Japan Geoscience Union Meeting 2016

Presentation information

International Session (Oral)

Symbol H (Human Geosciences) » H-TT Technology & Techniques

[H-TT08] Geoscientific applications of high-definition topography and geophysical measurements

Sun. May 22, 2016 9:00 AM - 10:30 AM 202 (2F)

Convener:*Yuichi S. Hayakawa(Center for Spatial Information Science, The University of Tokyo), Hiroshi, P. Sato(College of Humanities and Sciences, Nihon University), Shoichiro Uchiyama(National Research Institute for Earth Science and Disaster Prevention), Shigekazu Kusumoto(Graduate School of Science and Engineering for Research, University of Toyama), Thad Wasklewicz(East Carolina University), Daniele Giordan(National Research Council, Rome), Hiroyuki Obanawa(Center for Environmental Remote Sensing, Chiba University), Chair:Hiroshi, P. Sato(College of Humanities and Sciences, Nihon University), Hiroyuki Obanawa(Center for Environmental Remote Sensing, Chiba University)

9:05 AM - 9:20 AM

[HTT08-01] Morphological analysis of debris flow deposits in steep headwater channel using multi-temporal terrestrial laser scanning: a 4-year case study at Ohya-kuzure Landslide, central Japan

*Yuichi S. Hayakawa1, Fumitoshi Imaizumi2, Norifumi Hotta3, Haruka Tsunetaka3 (1.Center for Spatial Information Science, The University of Tokyo, 2.Faculty of Agriculture, Shizuoka University, 3.Graduate School of Life and Environmental Sciences, University of Tsukuba)

Keywords:debris flow, TLS, point cloud, DEM, geomorphometry

Since the formation of the Ohya-kuzure landslide in 1707, its steep, rugged terrain has continued production of a vast amount of sediments by frequent debris flows. Recent works of erosion controls have resulted in vegetation recovery in many slopes in the landslide terrain, but in some subcatchments with very steep slopes, slope deformation and sediment transportation by debris flows are still frequently observed. The Ichinosawa subcatchment shows the highest frequency of debris flows in the recent decade. We focus on this subcatchment, in which numerous debris flows occur by several causes favorable for the initiation, including heavy rainfalls, steep channel slopes and frequent recharge of sediments from steep landforms with deformed sedimentary rocks. In this study site, detailed monitoring and related topographic measurements have previously been performed, yet the details of geomorphic processes are still in progress to be further investigated.

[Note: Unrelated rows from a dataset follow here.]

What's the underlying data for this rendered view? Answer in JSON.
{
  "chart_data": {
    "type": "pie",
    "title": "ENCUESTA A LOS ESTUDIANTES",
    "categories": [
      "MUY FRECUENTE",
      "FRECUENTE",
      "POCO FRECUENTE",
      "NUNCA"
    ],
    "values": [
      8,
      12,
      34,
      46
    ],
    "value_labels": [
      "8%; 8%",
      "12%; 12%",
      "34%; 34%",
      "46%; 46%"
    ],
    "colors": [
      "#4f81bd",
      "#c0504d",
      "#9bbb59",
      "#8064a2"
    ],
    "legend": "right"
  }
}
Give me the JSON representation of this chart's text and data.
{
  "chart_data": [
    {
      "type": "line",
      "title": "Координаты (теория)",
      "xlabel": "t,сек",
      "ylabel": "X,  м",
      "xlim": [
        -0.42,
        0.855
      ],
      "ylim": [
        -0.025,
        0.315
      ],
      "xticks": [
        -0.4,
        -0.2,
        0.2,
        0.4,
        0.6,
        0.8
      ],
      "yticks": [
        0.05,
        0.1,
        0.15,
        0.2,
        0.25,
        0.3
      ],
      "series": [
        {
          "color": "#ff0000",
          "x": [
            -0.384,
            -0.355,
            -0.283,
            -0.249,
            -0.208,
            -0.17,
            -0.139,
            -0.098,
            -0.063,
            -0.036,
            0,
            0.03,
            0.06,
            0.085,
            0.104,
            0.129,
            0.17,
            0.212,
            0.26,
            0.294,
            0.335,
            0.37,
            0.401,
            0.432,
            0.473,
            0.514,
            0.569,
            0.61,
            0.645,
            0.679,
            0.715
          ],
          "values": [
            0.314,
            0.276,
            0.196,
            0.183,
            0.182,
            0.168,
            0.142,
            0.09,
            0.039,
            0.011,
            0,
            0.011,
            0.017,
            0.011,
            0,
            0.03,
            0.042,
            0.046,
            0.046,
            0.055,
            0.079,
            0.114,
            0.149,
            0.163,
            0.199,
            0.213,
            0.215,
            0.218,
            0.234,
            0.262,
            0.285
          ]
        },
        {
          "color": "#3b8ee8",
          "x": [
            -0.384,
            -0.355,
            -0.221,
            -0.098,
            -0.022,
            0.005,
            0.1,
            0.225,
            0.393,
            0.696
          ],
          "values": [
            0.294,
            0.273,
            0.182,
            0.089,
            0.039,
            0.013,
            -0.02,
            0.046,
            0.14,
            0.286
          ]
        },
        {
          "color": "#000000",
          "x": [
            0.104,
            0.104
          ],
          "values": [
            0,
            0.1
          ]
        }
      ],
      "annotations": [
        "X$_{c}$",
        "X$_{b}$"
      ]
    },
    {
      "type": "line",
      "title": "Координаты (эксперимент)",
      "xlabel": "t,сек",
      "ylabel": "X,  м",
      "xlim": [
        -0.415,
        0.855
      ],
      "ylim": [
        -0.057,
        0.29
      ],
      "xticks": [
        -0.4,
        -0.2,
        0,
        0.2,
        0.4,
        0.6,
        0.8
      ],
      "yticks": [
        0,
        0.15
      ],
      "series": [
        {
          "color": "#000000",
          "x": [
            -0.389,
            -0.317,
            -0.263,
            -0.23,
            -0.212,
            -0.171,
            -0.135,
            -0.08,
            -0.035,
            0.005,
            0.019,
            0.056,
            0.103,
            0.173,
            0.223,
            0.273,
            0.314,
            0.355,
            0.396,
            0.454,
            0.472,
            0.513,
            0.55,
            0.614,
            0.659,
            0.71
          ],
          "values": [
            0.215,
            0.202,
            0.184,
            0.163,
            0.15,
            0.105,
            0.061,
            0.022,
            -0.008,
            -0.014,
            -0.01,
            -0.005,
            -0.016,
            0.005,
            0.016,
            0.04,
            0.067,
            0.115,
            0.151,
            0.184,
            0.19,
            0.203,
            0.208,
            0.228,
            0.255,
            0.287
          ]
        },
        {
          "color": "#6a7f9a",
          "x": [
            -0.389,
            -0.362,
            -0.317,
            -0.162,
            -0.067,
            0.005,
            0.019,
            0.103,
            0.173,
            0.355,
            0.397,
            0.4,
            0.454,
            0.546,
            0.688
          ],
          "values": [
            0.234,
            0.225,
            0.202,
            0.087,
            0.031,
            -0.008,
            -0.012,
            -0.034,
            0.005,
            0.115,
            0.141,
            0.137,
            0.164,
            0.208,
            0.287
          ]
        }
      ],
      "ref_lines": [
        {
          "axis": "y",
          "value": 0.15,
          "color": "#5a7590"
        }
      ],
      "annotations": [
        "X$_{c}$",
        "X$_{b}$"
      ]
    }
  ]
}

Here we perform terrestrial laser scanning of channel bed sediments in the Ichinosawa subwatershed to examine volumetric and morphological changes in the sediments. The TLS data were collected for 3 seasons each year since November 2011, hence comprising 12 datasets. Every point cloud data for different time is georeferenced using GNSS-derived ground control points, while if applicable, alignments of point clouds for adjacent time are further refined by cloud-based registration using the inertial closest point algorithm for unchanged slope characteristics. While the point cloud analysis shows a high potential of morphological measures in the study reach, we also carry out a DEM-based analysis at a resolution of 0.1 m for the basic volumetric and morphometric measurements. Estimated annual sediment storage and yield in the study reach falls into the order of thousands of cubic meters, which corresponds well with the measurements by other approaches. Longitudinal and transverse profile analyses demonstrate the segmentation of the study reach bounded by the narrowing of valley width with bedrock exposures (knickpoint) on the valley floor. Topographic metrics including stream gradient, surface roughness and openness are also examined to show distinctive characteristics of sediment transportation induced by debris flows along the study reach. This study is supported by JSPS KAKENHI Grants (26292077 and 25702014).